Pelé, Tostão e Jairzinho no ataque; Gerson, Clodoaldo e Rivelino ligeiramente atrás deles; Carlos Alberto, Brito, Everaldo e Piazza logo diante do guarda-redes Felix. Da frente para a retaguarda, a começar pelo Rei e a acabar no elo mais fraco, senhoras e senhores, eis o maravilhoso Brasil do Mundial de 1970. 70, como a idade que agora atinge Pelé.

Lá no ataque, subtil e sagaz, estava aquele que havia de ficar conhecido como o Pelé branco. Tostão, sempre elegante, sempre recatado. Apontado por muitos como o melhor parceiro de sempre do Rei, rejeita em absoluto a ideia ao Maisfutebol. Por um simples motivo:

«Ao lado de Pelé todos parecem ser um excelente parceiro. Era eu, o Rivelino, o Jairzinho, como tinham sido antes o Garrincha, o Djalma Santos e o Bellini. O melhor do mundo faz com que tudo pareça mais simples», diz Tostão, enleado no prazer das memórias. «O nosso futebol era fantástico e o Pelé era a origem de tudo. Passe, toque, movimentação, quase sempre pela relva. Foram instantes únicos.»

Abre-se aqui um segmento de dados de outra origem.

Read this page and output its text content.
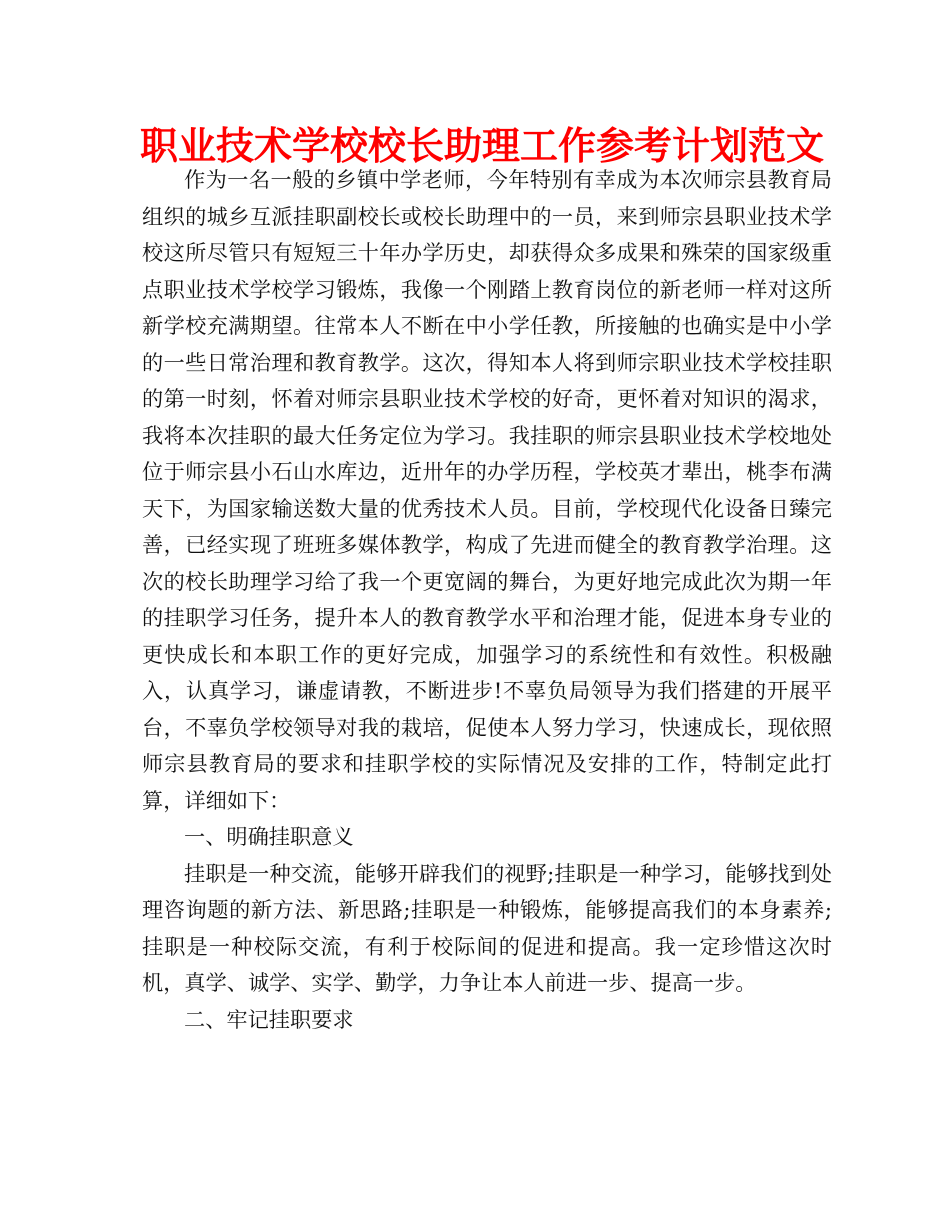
职业技术学校校长助理工作参考计划范文

作为一名一般的乡镇中学老师，今年特别有幸成为本次师宗县教育局组织的城乡互派挂职副校长或校长助理中的一员，来到师宗县职业技术学校这所尽管只有短短三十年办学历史，却获得众多成果和殊荣的国家级重点职业技术学校学习锻炼，我像一个刚踏上教育岗位的新老师一样对这所新学校充满期望。往常本人不断在中小学任教，所接触的也确实是中小学的一些日常治理和教育教学。这次，得知本人将到师宗职业技术学校挂职的第一时刻，怀着对师宗县职业技术学校的好奇，更怀着对知识的渴求，我将本次挂职的最大任务定位为学习。我挂职的师宗县职业技术学校地处位于师宗县小石山水库边，近卅年的办学历程，学校英才辈出，桃李布满天下，为国家输送数大量的优秀技术人员。目前，学校现代化设备日臻完善，已经实现了班班多媒体教学，构成了先进而健全的教育教学治理。这次的校长助理学习给了我一个更宽阔的舞台，为更好地完成此次为期一年的挂职学习任务，提升本人的教育教学水平和治理才能，促进本身专业的更快成长和本职工作的更好完成，加强学习的系统性和有效性。积极融入，认真学习，谦虚请教，不断进步!不辜负局领导为我们搭建的开展平台，不辜负学校领导对我的栽培，促使本人努力学习，快速成长，现依照师宗县教育局的要求和挂职学校的实际情况及安排的工作，特制定此打算，详细如下：

一、明确挂职意义

挂职是一种交流，能够开辟我们的视野;挂职是一种学习，能够找到处理咨询题的新方法、新思路;挂职是一种锻炼，能够提高我们的本身素养;挂职是一种校际交流，有利于校际间的促进和提高。我一定珍惜这次时机，真学、诚学、实学、勤学，力争让本人前进一步、提高一步。

二、牢记挂职要求
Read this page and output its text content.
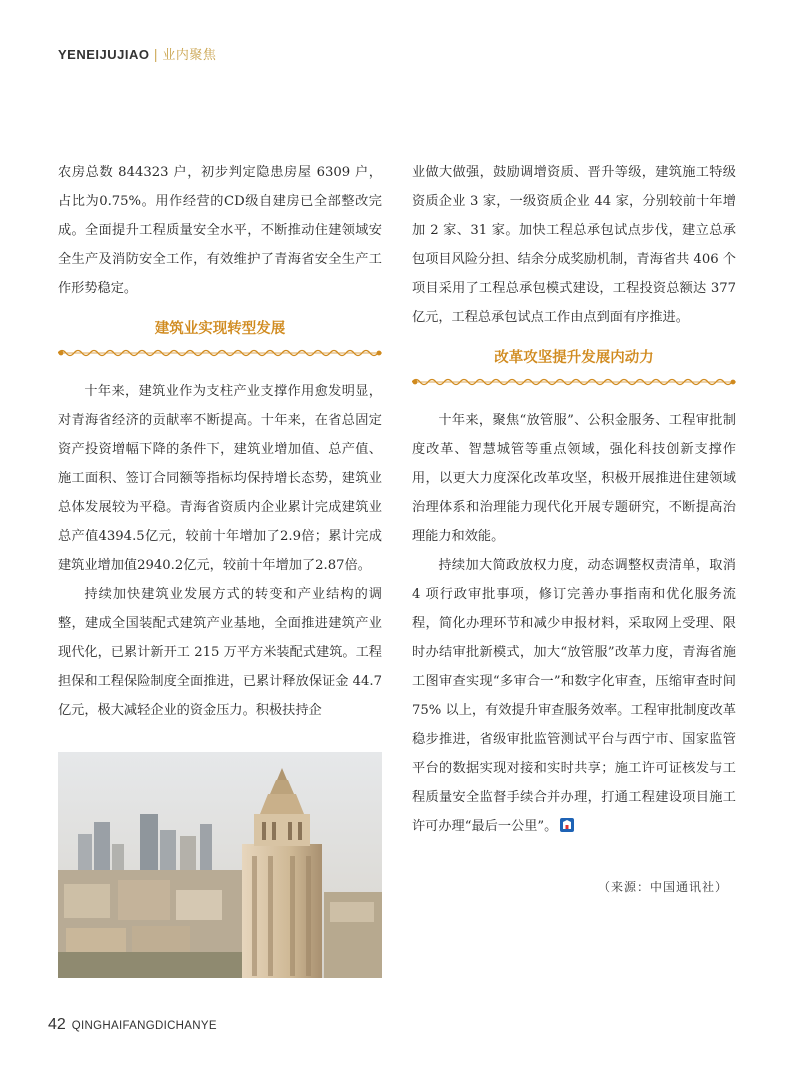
YENEIJUJIAO | 业内聚焦

农房总数 844323 户，初步判定隐患房屋 6309 户，占比为0.75%。用作经营的CD级自建房已全部整改完成。全面提升工程质量安全水平，不断推动住建领域安全生产及消防安全工作，有效维护了青海省安全生产工作形势稳定。

建筑业实现转型发展

十年来，建筑业作为支柱产业支撑作用愈发明显，对青海省经济的贡献率不断提高。十年来，在省总固定资产投资增幅下降的条件下，建筑业增加值、总产值、施工面积、签订合同额等指标均保持增长态势，建筑业总体发展较为平稳。青海省资质内企业累计完成建筑业总产值4394.5亿元，较前十年增加了2.9倍；累计完成建筑业增加值2940.2亿元，较前十年增加了2.87倍。

持续加快建筑业发展方式的转变和产业结构的调整，建成全国装配式建筑产业基地，全面推进建筑产业现代化，已累计新开工 215 万平方米装配式建筑。工程担保和工程保险制度全面推进，已累计释放保证金 44.7 亿元，极大减轻企业的资金压力。积极扶持企

业做大做强，鼓励调增资质、晋升等级，建筑施工特级资质企业 3 家，一级资质企业 44 家，分别较前十年增加 2 家、31 家。加快工程总承包试点步伐，建立总承包项目风险分担、结余分成奖励机制，青海省共 406 个项目采用了工程总承包模式建设，工程投资总额达 377 亿元，工程总承包试点工作由点到面有序推进。

改革攻坚提升发展内动力

十年来，聚焦“放管服”、公积金服务、工程审批制度改革、智慧城管等重点领域，强化科技创新支撑作用，以更大力度深化改革攻坚，积极开展推进住建领域治理体系和治理能力现代化开展专题研究，不断提高治理能力和效能。

持续加大简政放权力度，动态调整权责清单，取消 4 项行政审批事项，修订完善办事指南和优化服务流程，简化办理环节和减少申报材料，采取网上受理、限时办结审批新模式，加大“放管服”改革力度，青海省施工图审查实现“多审合一”和数字化审查，压缩审查时间 75% 以上，有效提升审查服务效率。工程审批制度改革稳步推进，省级审批监管测试平台与西宁市、国家监管平台的数据实现对接和实时共享；施工许可证核发与工程质量安全监督手续合并办理，打通工程建设项目施工许可办理“最后一公里”。

（来源：中国通讯社）
42 QINGHAIFANGDICHANYE
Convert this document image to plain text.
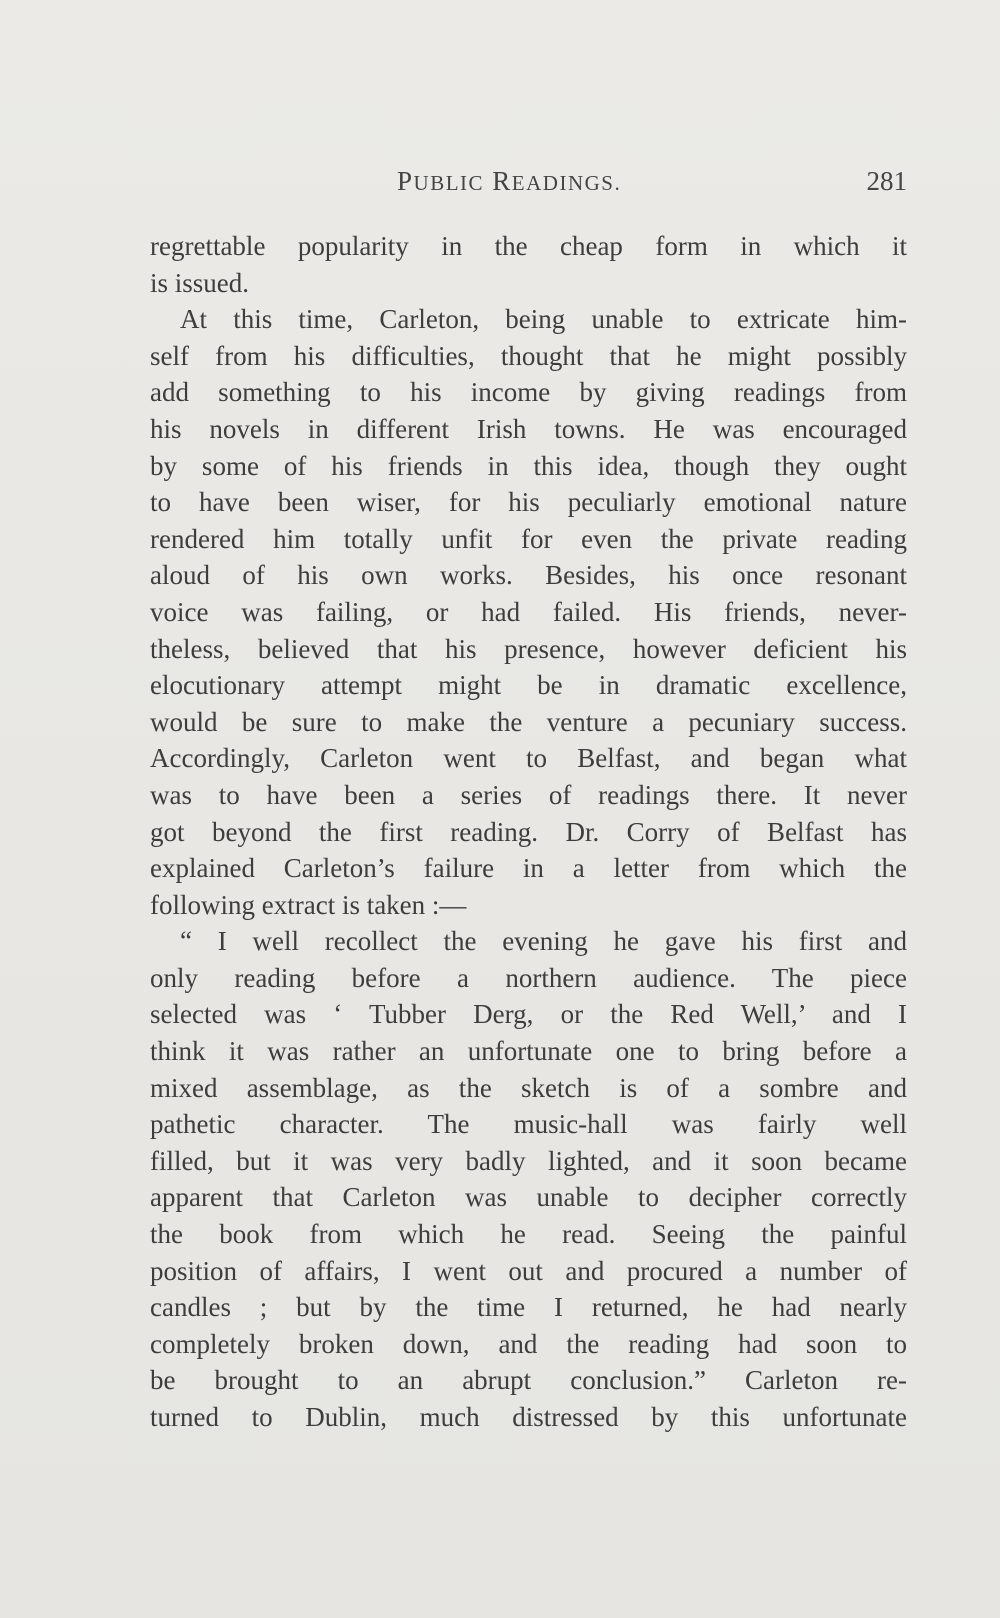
PUBLIC READINGS.	281
regrettable popularity in the cheap form in which it
is issued.
At this time, Carleton, being unable to extricate him-
self from his difficulties, thought that he might possibly
add something to his income by giving readings from
his novels in different Irish towns. He was encouraged
by some of his friends in this idea, though they ought
to have been wiser, for his peculiarly emotional nature
rendered him totally unfit for even the private reading
aloud of his own works. Besides, his once resonant
voice was failing, or had failed. His friends, never-
theless, believed that his presence, however deficient his
elocutionary attempt might be in dramatic excellence,
would be sure to make the venture a pecuniary success.
Accordingly, Carleton went to Belfast, and began what
was to have been a series of readings there. It never
got beyond the first reading. Dr. Corry of Belfast has
explained Carleton’s failure in a letter from which the
following extract is taken :—
“ I well recollect the evening he gave his first and
only reading before a northern audience. The piece
selected was ‘ Tubber Derg, or the Red Well,’ and I
think it was rather an unfortunate one to bring before a
mixed assemblage, as the sketch is of a sombre and
pathetic character. The music-hall was fairly well
filled, but it was very badly lighted, and it soon became
apparent that Carleton was unable to decipher correctly
the book from which he read. Seeing the painful
position of affairs, I went out and procured a number of
candles ; but by the time I returned, he had nearly
completely broken down, and the reading had soon to
be brought to an abrupt conclusion.” Carleton re-
turned to Dublin, much distressed by this unfortunate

Três ao telefone com o Presidente da República

Tostão teve um grave problema de saúde - quase ficou cego -, tornou-se médico e deixou de conviver regularmente com Pelé. Os 70 anos do Rei não lhe passam ao lado, porém, e há sempre uma história na ponta da língua.

«Eu era muito recatado e o Pelé chateava-me muito por causa disso. Estava sempre a puxar-me para a brincadeira. Mas eu preferia o silêncio do meu quarto. Só na noite em que fomos campeões do mundo fiquei até mais tarde com a equipa», recorda Tostão.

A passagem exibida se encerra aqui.